46% of furloughed workers shift retirement plans

Nearly half (46 per cent) of furloughed workers have changed their retirement plans, according to research from Canada Life.

The survey revealed that 28 per cent of workers on furlough were planning to retire later and 18 per cent were planning to retire earlier than previously planned.

It also found, however, that around 36 per cent of currently furloughed workers were planning to retire at the same time, while 18 per cent were still undecided.

Younger workers in particular had more concerns over the impact of furlough on their retirement plans, with 53 per cent of 18-34 year olds changing their retirement plans, compared to 34 per cent of those over 55.

Furthermore, more than a third (35 per cent) of 18-34 year olds on furlough planned to retire later than planned, compared to just 10 per cent for the over-55s, and 23 per cent of over-55s expected to retire earlier, compared to 18 per cent of 18-34 year olds.

Canada Life technical director, Andrew Tully, commented: “The government’s furlough scheme has been a lifeline for millions across the UK, however we cannot underestimate the number of people who will come out of this scheme in a challenging financial situation.

“This is demonstrated by the fact that many are changing their retirement plans, with a third of younger people planning to retire later. Interestingly almost one in four over-55s are actually thinking about bringing forward their retirement and leaving work earlier than planned.

“This could have serious implications for the economy with decades of experience potentially leaving the UK workforce just as we face a jobs and skills shortage.”

The survey also found that 9 per cent of over-55s had accessed their pension while on furlough to make ends meet, with 7 per cent using both their tax-free cash and drawing down additional sums.

However, whilst 13 per cent of over-55s had plans to make additional savings or pension top ups once the furlough scheme ends, Canada Life warned that accessing their pension flexibility may have triggered Money Purchase Annual Allowance.

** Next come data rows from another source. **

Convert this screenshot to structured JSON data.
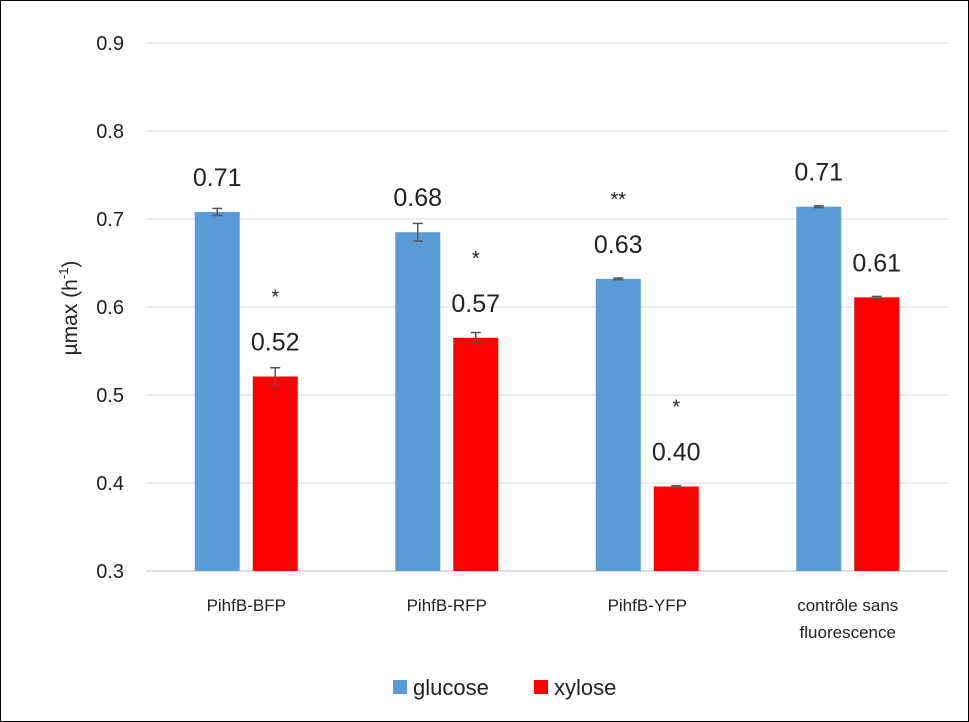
{
  "chart_data": {
    "type": "bar",
    "ylabel": "µmax (h",
    "ylabel_sup": "-1",
    "ylabel_close": ")",
    "ylim": [
      0.3,
      0.9
    ],
    "yticks": [
      "0.9",
      "0.8",
      "0.7",
      "0.6",
      "0.5",
      "0.4",
      "0.3"
    ],
    "ytick_values": [
      0.9,
      0.8,
      0.7,
      0.6,
      0.5,
      0.4,
      0.3
    ],
    "grid": true,
    "legend_position": "bottom",
    "categories": [
      {
        "line1": "PihfB-BFP",
        "line2": ""
      },
      {
        "line1": "PihfB-RFP",
        "line2": ""
      },
      {
        "line1": "PihfB-YFP",
        "line2": ""
      },
      {
        "line1": "contrôle sans",
        "line2": "fluorescence"
      }
    ],
    "series": [
      {
        "name": "glucose",
        "color": "#5B9BD5",
        "values": [
          0.708,
          0.685,
          0.632,
          0.714
        ],
        "errors": [
          0.004,
          0.01,
          0.001,
          0.001
        ],
        "labels": [
          "0.71",
          "0.68",
          "0.63",
          "0.71"
        ],
        "significance": [
          "",
          "",
          "**",
          ""
        ]
      },
      {
        "name": "xylose",
        "color": "#FF0000",
        "values": [
          0.521,
          0.565,
          0.396,
          0.611
        ],
        "errors": [
          0.01,
          0.006,
          0.001,
          0.001
        ],
        "labels": [
          "0.52",
          "0.57",
          "0.40",
          "0.61"
        ],
        "significance": [
          "*",
          "*",
          "*",
          ""
        ]
      }
    ]
  }
}
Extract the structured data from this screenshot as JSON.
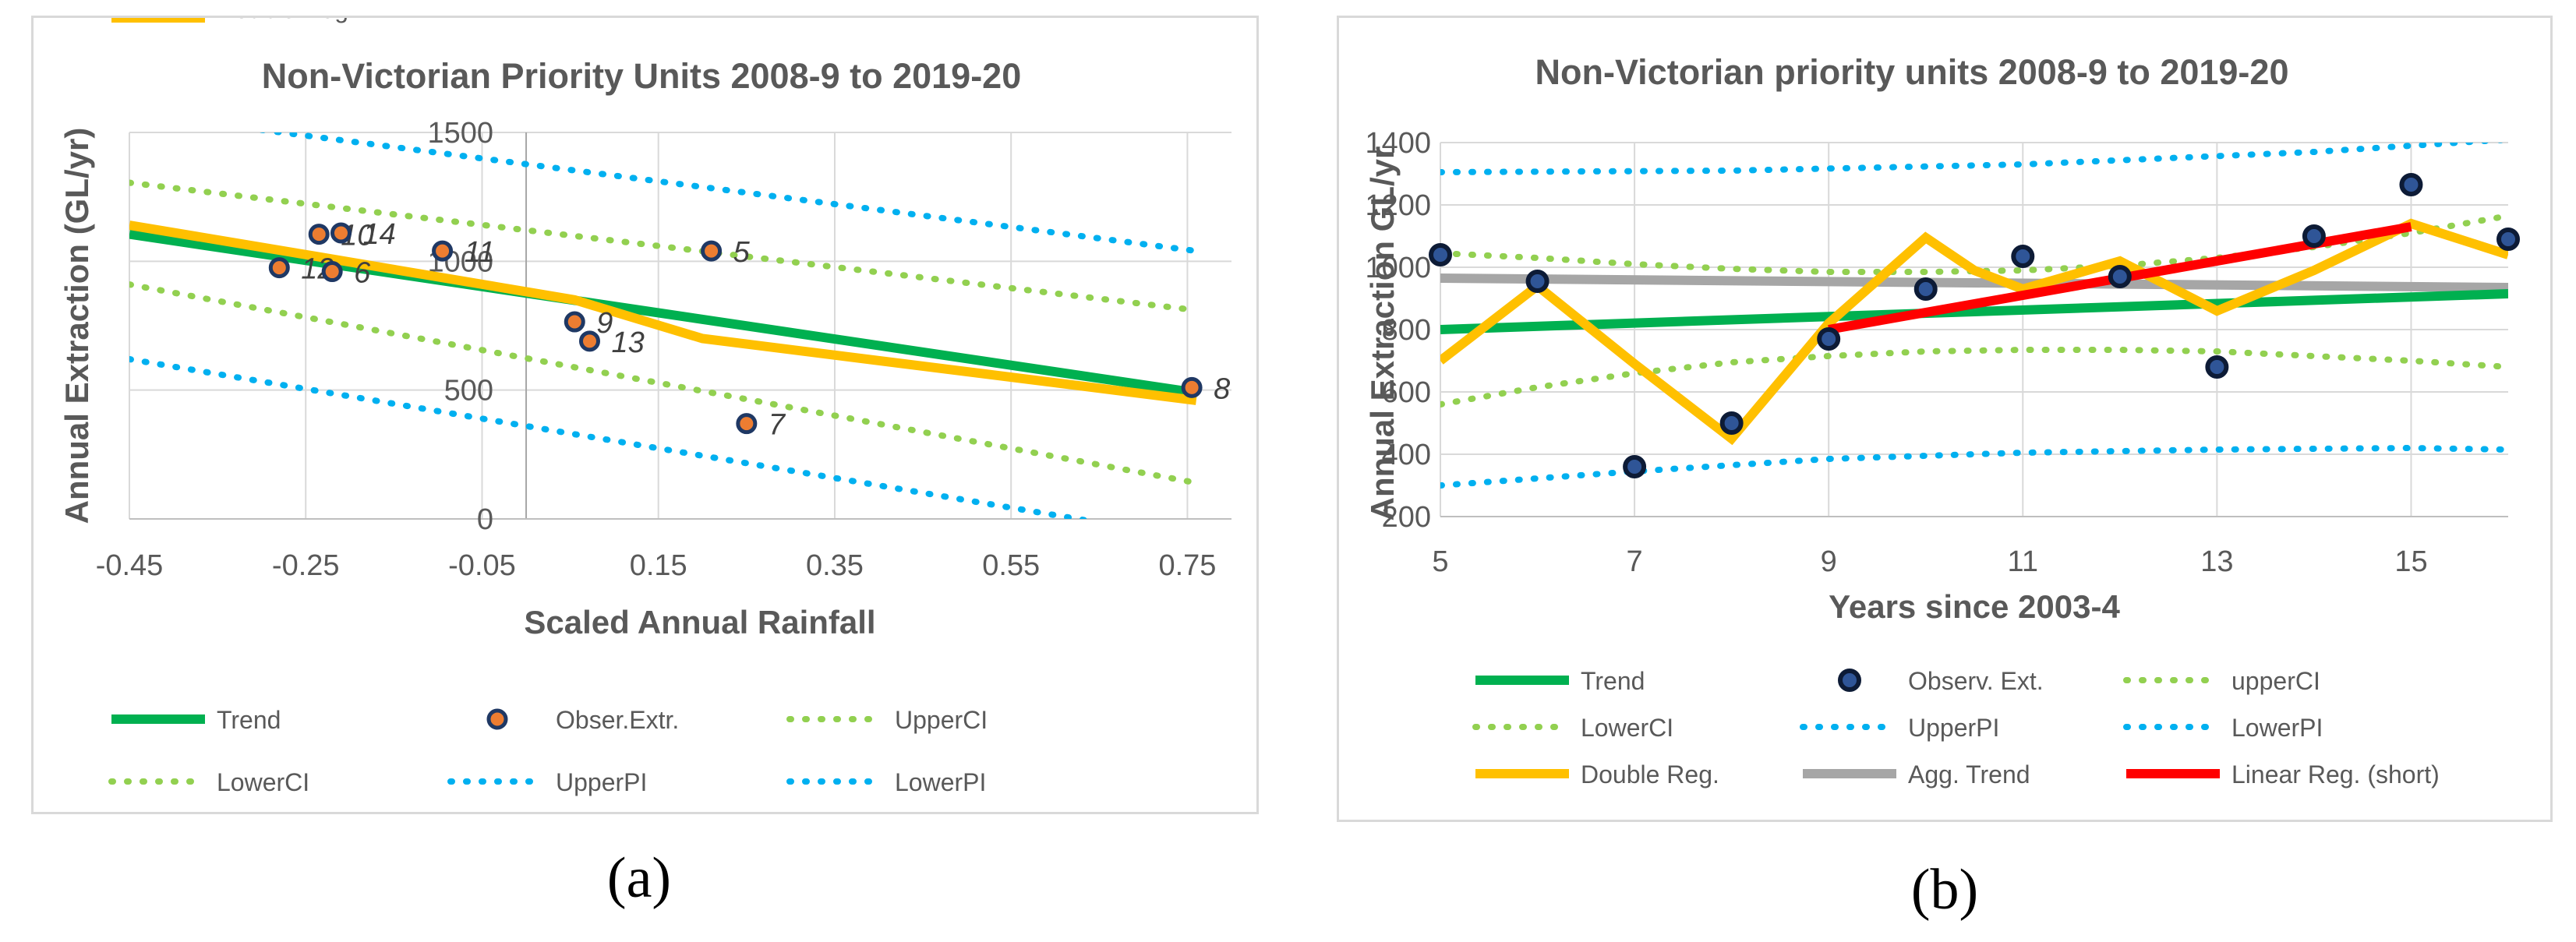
{
  "captions": {
    "a": "(a)",
    "b": "(b)"
  },
  "colors": {
    "green": "#00b050",
    "orange": "#ffc000",
    "blue": "#00b0f0",
    "lightgreen": "#92d050",
    "red": "#ff0000",
    "gray": "#a6a6a6",
    "navy": "#1f3864",
    "markerfill_a": "#ed7d31",
    "markerfill_b": "#2f5597"
  },
  "chart_data": [
    {
      "type": "scatter",
      "title": "Non-Victorian Priority Units 2008-9 to 2019-20",
      "xlabel": "Scaled Annual Rainfall",
      "ylabel": "Annual Extraction (GL/yr)",
      "xlim": [
        -0.45,
        0.8
      ],
      "ylim": [
        0,
        1500
      ],
      "xticks": [
        "-0.45",
        "-0.25",
        "-0.05",
        "0.15",
        "0.35",
        "0.55",
        "0.75"
      ],
      "yticks": [
        "0",
        "500",
        "1000",
        "1500"
      ],
      "grid": true,
      "legend_position": "bottom",
      "legend": [
        "Trend",
        "Obser.Extr.",
        "UpperCI",
        "LowerCI",
        "UpperPI",
        "LowerPI",
        "Double Reg."
      ],
      "observations": [
        {
          "label": "12",
          "x": -0.28,
          "y": 975
        },
        {
          "label": "6",
          "x": -0.22,
          "y": 960
        },
        {
          "label": "10",
          "x": -0.235,
          "y": 1105
        },
        {
          "label": "14",
          "x": -0.21,
          "y": 1110
        },
        {
          "label": "11",
          "x": -0.095,
          "y": 1040
        },
        {
          "label": "9",
          "x": 0.055,
          "y": 765
        },
        {
          "label": "13",
          "x": 0.072,
          "y": 690
        },
        {
          "label": "5",
          "x": 0.21,
          "y": 1040
        },
        {
          "label": "7",
          "x": 0.25,
          "y": 370
        },
        {
          "label": "8",
          "x": 0.755,
          "y": 510
        }
      ],
      "series": [
        {
          "name": "Trend",
          "x": [
            -0.45,
            0.76
          ],
          "y": [
            1105,
            490
          ]
        },
        {
          "name": "UpperCI",
          "x": [
            -0.45,
            0.76
          ],
          "y": [
            1305,
            810
          ]
        },
        {
          "name": "LowerCI",
          "x": [
            -0.45,
            0.76
          ],
          "y": [
            910,
            140
          ]
        },
        {
          "name": "UpperPI",
          "x": [
            -0.3,
            0.76
          ],
          "y": [
            1510,
            1040
          ]
        },
        {
          "name": "LowerPI",
          "x": [
            -0.45,
            0.66
          ],
          "y": [
            620,
            -20
          ]
        },
        {
          "name": "Double Reg.",
          "x": [
            -0.45,
            -0.24,
            0.055,
            0.2,
            0.76
          ],
          "y": [
            1140,
            1020,
            850,
            700,
            460
          ]
        }
      ]
    },
    {
      "type": "line",
      "title": "Non-Victorian priority units 2008-9 to 2019-20",
      "xlabel": "Years since 2003-4",
      "ylabel": "Annual Extraction GL/yr",
      "xlim": [
        5,
        16
      ],
      "ylim": [
        200,
        1400
      ],
      "xticks": [
        "5",
        "7",
        "9",
        "11",
        "13",
        "15"
      ],
      "yticks": [
        "200",
        "400",
        "600",
        "800",
        "1000",
        "1200",
        "1400"
      ],
      "grid": true,
      "legend_position": "bottom",
      "legend": [
        "Trend",
        "Observ. Ext.",
        "upperCI",
        "LowerCI",
        "UpperPI",
        "LowerPI",
        "Double Reg.",
        "Agg. Trend",
        "Linear Reg. (short)"
      ],
      "observations": {
        "x": [
          5,
          6,
          7,
          8,
          9,
          10,
          11,
          12,
          13,
          14,
          15,
          16
        ],
        "y": [
          1040,
          955,
          360,
          500,
          770,
          930,
          1035,
          970,
          680,
          1100,
          1265,
          1090
        ]
      },
      "series": [
        {
          "name": "Trend",
          "x": [
            5,
            16
          ],
          "y": [
            800,
            915
          ]
        },
        {
          "name": "upperCI",
          "x": [
            5,
            6,
            7,
            8,
            9,
            10,
            11,
            12,
            13,
            14,
            15,
            16
          ],
          "y": [
            1045,
            1030,
            1010,
            995,
            985,
            985,
            990,
            1005,
            1030,
            1065,
            1110,
            1165
          ]
        },
        {
          "name": "LowerCI",
          "x": [
            5,
            6,
            7,
            8,
            9,
            10,
            11,
            12,
            13,
            14,
            15,
            16
          ],
          "y": [
            560,
            615,
            660,
            695,
            715,
            730,
            735,
            735,
            730,
            715,
            700,
            680
          ]
        },
        {
          "name": "UpperPI",
          "x": [
            5,
            8,
            11,
            14,
            16
          ],
          "y": [
            1305,
            1310,
            1330,
            1370,
            1410
          ]
        },
        {
          "name": "LowerPI",
          "x": [
            5,
            7,
            9,
            11,
            13,
            15,
            16
          ],
          "y": [
            300,
            345,
            385,
            405,
            415,
            420,
            415
          ]
        },
        {
          "name": "Double Reg.",
          "x": [
            5,
            6,
            7,
            8,
            9,
            10,
            10.5,
            11,
            12,
            13,
            14,
            15,
            16
          ],
          "y": [
            700,
            940,
            690,
            450,
            820,
            1095,
            990,
            930,
            1020,
            860,
            990,
            1140,
            1040
          ]
        },
        {
          "name": "Agg. Trend",
          "x": [
            5,
            16
          ],
          "y": [
            965,
            935
          ]
        },
        {
          "name": "Linear Reg. (short)",
          "x": [
            9,
            15
          ],
          "y": [
            800,
            1130
          ]
        }
      ]
    }
  ]
}
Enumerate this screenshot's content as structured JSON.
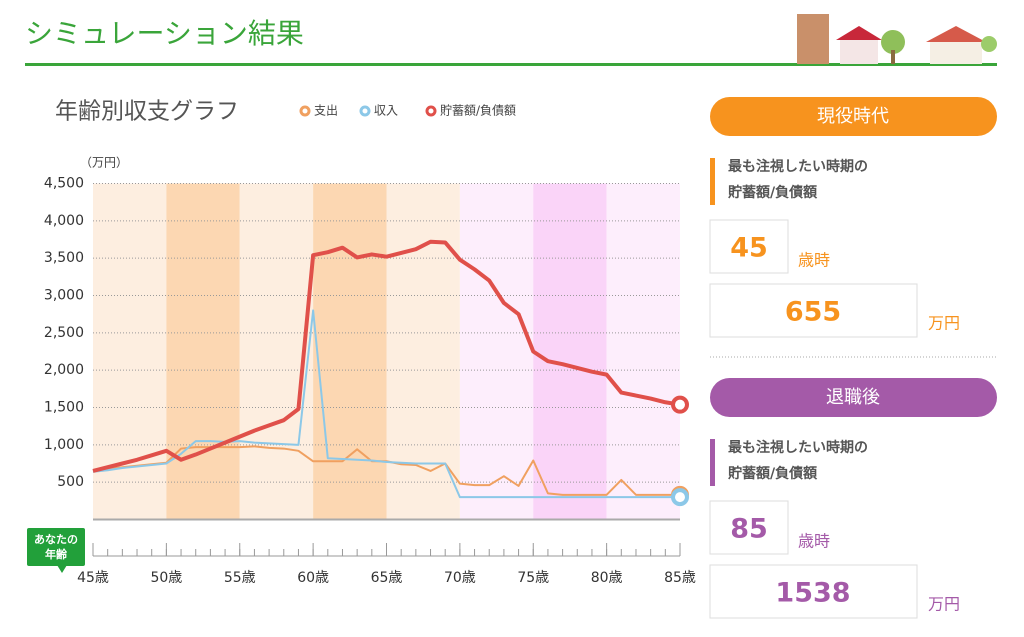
{
  "header": {
    "title": "シミュレーション結果"
  },
  "chart_data": {
    "type": "line",
    "title": "年齢別収支グラフ",
    "y_unit": "（万円）",
    "annotation": "あなたの年齢",
    "x": [
      45,
      46,
      47,
      48,
      49,
      50,
      51,
      52,
      53,
      54,
      55,
      56,
      57,
      58,
      59,
      60,
      61,
      62,
      63,
      64,
      65,
      66,
      67,
      68,
      69,
      70,
      71,
      72,
      73,
      74,
      75,
      76,
      77,
      78,
      79,
      80,
      81,
      82,
      83,
      84,
      85
    ],
    "xlim": [
      45,
      85
    ],
    "xticks": [
      {
        "value": 45,
        "label": "45歳"
      },
      {
        "value": 50,
        "label": "50歳"
      },
      {
        "value": 55,
        "label": "55歳"
      },
      {
        "value": 60,
        "label": "60歳"
      },
      {
        "value": 65,
        "label": "65歳"
      },
      {
        "value": 70,
        "label": "70歳"
      },
      {
        "value": 75,
        "label": "75歳"
      },
      {
        "value": 80,
        "label": "80歳"
      },
      {
        "value": 85,
        "label": "85歳"
      }
    ],
    "ylim": [
      0,
      4500
    ],
    "yticks": [
      500,
      {
        "value": 1000,
        "label": "1,000"
      },
      {
        "value": 1500,
        "label": "1,500"
      },
      {
        "value": 2000,
        "label": "2,000"
      },
      {
        "value": 2500,
        "label": "2,500"
      },
      {
        "value": 3000,
        "label": "3,000"
      },
      {
        "value": 3500,
        "label": "3,500"
      },
      {
        "value": 4000,
        "label": "4,000"
      },
      {
        "value": 4500,
        "label": "4,500"
      }
    ],
    "grid": true,
    "series": [
      {
        "name": "支出",
        "color": "#f0a060",
        "values": [
          650,
          680,
          700,
          720,
          740,
          760,
          950,
          970,
          970,
          970,
          970,
          980,
          960,
          950,
          920,
          780,
          780,
          780,
          940,
          780,
          780,
          740,
          730,
          650,
          750,
          480,
          460,
          460,
          580,
          450,
          790,
          350,
          330,
          330,
          330,
          330,
          530,
          330,
          330,
          330,
          330
        ]
      },
      {
        "name": "収入",
        "color": "#8cc8e8",
        "values": [
          640,
          660,
          690,
          710,
          730,
          750,
          880,
          1050,
          1050,
          1040,
          1050,
          1030,
          1020,
          1010,
          1000,
          2800,
          820,
          810,
          800,
          790,
          770,
          760,
          750,
          750,
          750,
          300,
          300,
          300,
          300,
          300,
          300,
          300,
          300,
          300,
          300,
          300,
          300,
          300,
          300,
          300,
          300
        ]
      },
      {
        "name": "貯蓄額/負債額",
        "color": "#e0504a",
        "values": [
          650,
          700,
          750,
          800,
          860,
          920,
          800,
          870,
          950,
          1030,
          1110,
          1190,
          1260,
          1330,
          1480,
          3540,
          3580,
          3640,
          3510,
          3550,
          3520,
          3570,
          3620,
          3720,
          3710,
          3480,
          3350,
          3200,
          2900,
          2750,
          2250,
          2120,
          2080,
          2030,
          1980,
          1940,
          1700,
          1660,
          1620,
          1570,
          1538
        ]
      }
    ]
  },
  "panels": [
    {
      "title": "現役時代",
      "label": [
        "最も注視したい時期の",
        "貯蓄額/負債額"
      ],
      "age": 45,
      "age_unit": "歳時",
      "amount": 655,
      "amount_unit": "万円",
      "color": "#f7931e"
    },
    {
      "title": "退職後",
      "label": [
        "最も注視したい時期の",
        "貯蓄額/負債額"
      ],
      "age": 85,
      "age_unit": "歳時",
      "amount": 1538,
      "amount_unit": "万円",
      "color": "#a45aa8"
    }
  ]
}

Tully argued that the MPAA "will bite in an arbitrary and restrictive way" and that it "serves no real purpose apart from preventing savers rebuilding their pensions post furlough".

"I’m in favour of simply removing the restrictions, given most people are unaware of the limits, and who may well find themselves on the wrong side of the rules while trying to do the right thing," he continued.

“The other hidden danger is the interaction between pension dipping and the impact on any future benefit claims if you are unable to find work. This is a complex area and it is worth taking expert advice before rushing into any decisions.”